A mediados de los noventa, Anathema fueron una de las bandas clave de mi menú musical. Junto a sus compatriotas Paradise Lost y, en menor medida (en mi mundo, que no en calidad, relevancia global), junto a los también ingleses My Dying Bride, plantaron en mí la semilla de un doom metal que me iba a acompañar un buen puñado de tiempo y que sigue formando parte de mi ADN. Las tres bandas lideraron desde su Liverpool natal un movimiento extremadamente influyente que, en el caso de Paradise Lost y, sobretodo de Anathema, abandonaron muy rápidamente para explorar otros caminos muy alejados de esas primeras inquietudes (para alegría de unos y desesperación de otros, como suele pasar en estos casos).

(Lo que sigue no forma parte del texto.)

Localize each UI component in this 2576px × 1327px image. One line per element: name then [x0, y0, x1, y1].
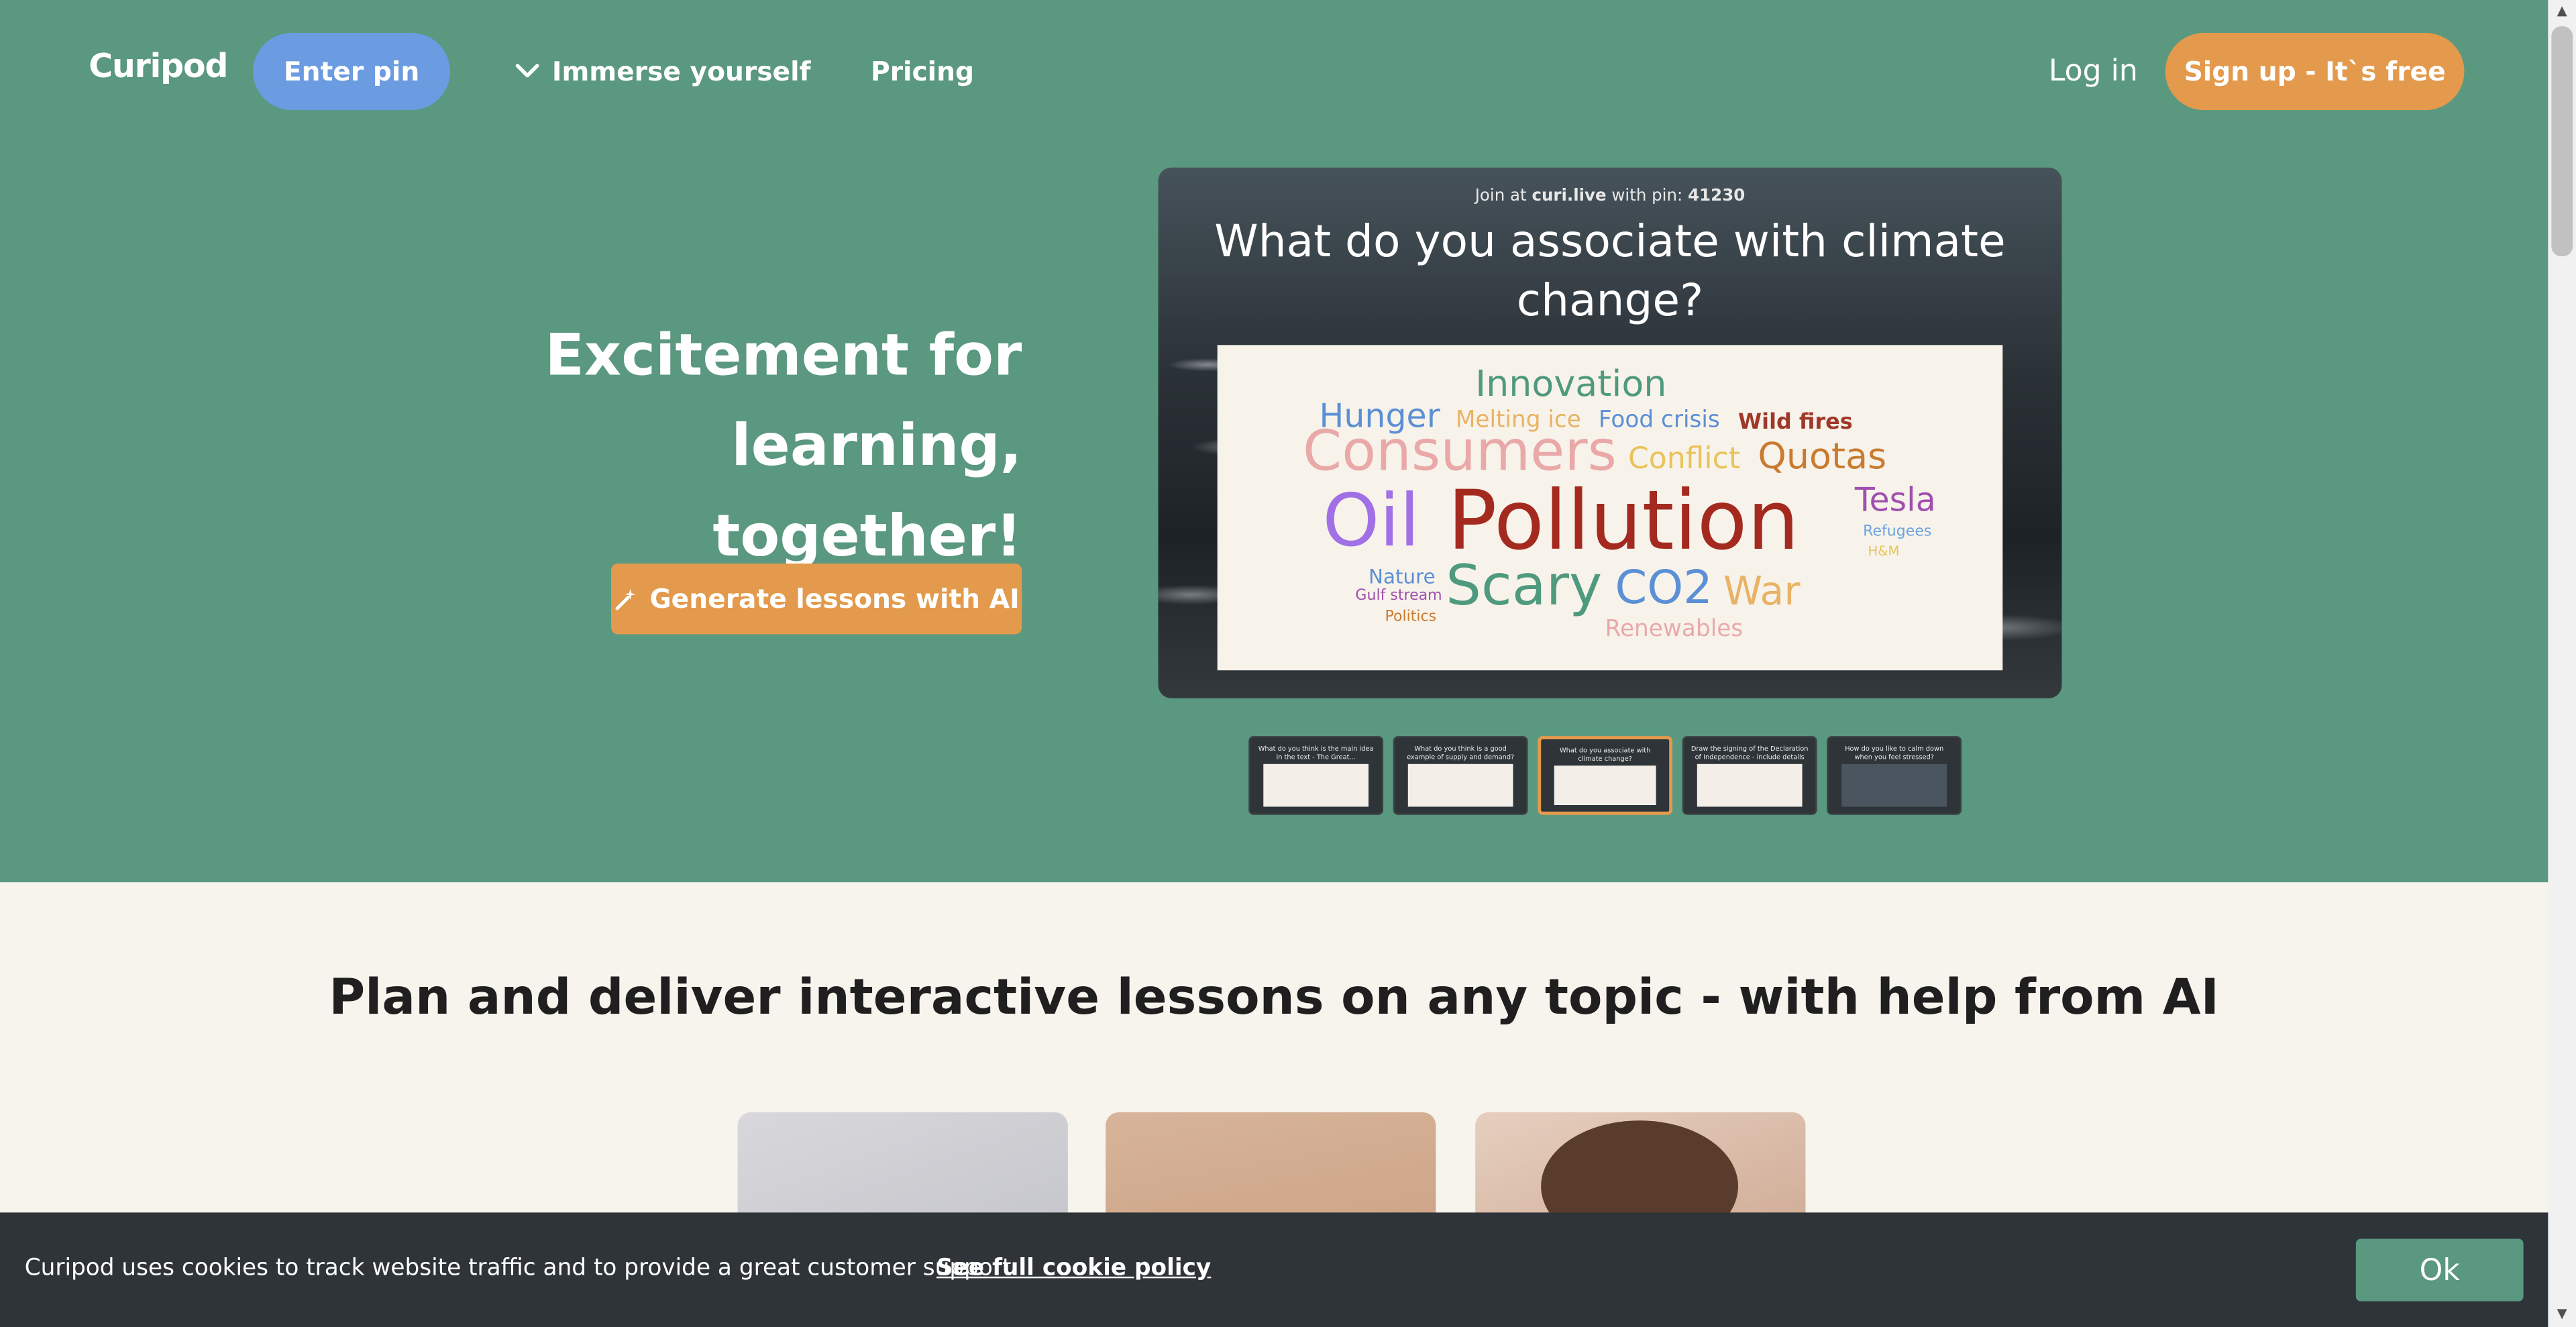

El disco que a mí me flipaba de verdad de estos chicos que nos incumben hoy era el The Silent Enigma (mucho más que los anteriores The Crestfallen, Pentecost o Serenades que parecen ser los favoritos de la mayoría de los doomeros trves). Aún hoy me sigue pareciendo espectacular (y ya tendré tiempo de revisarlo el año que viene en motivo de su vigésimoquinto aniversario), con canciones tan brutales como «Restless Oblivion», «Shroud of Frost», «Sunset of Age», «Cerulean Twilight» o «A Dying Wish». Ante una banda que ha evolucionado tanto a lo largo de los años no me atrevo a decir tajantemente que algo que hicieron al principio de su carrera sea su pináculo compositivo, pero sin duda se trata de uno de sus discos más conseguidos y de los que más disfruto.
En el siguiente Eternity decidieron prescindir totalmente (y ya para siempre) de los guturales y de las voces agresivas que aún habían asomado un poco el morro en su disco anterior, pero eso no es óbice para que siga siendo un gran trabajo. Para mí también es especial porque con la combinación entre «Sentient» y «Angelica» que lo abre me había pegado unas lloreras brutales. Coincidió con una época en que pasé una crisis seria con mi primera novia adolescente (de la que ya he hablado en alguna que otra de esas reseñas retrospectivas de la época -¡si ella supiera!-), hasta el punto de llegar a dejarlo de forma totalmente melodramática (acabamos volviendo al cabo de poco, pero eso yo entonces aún no lo sabía). Para fustigar mis penas, y en un alarde de masoquismo injustificado, me ponía el disco este de marras una vez tras otra y joder, menudos llantos que me pegaba. Qué ganas también, ¿no?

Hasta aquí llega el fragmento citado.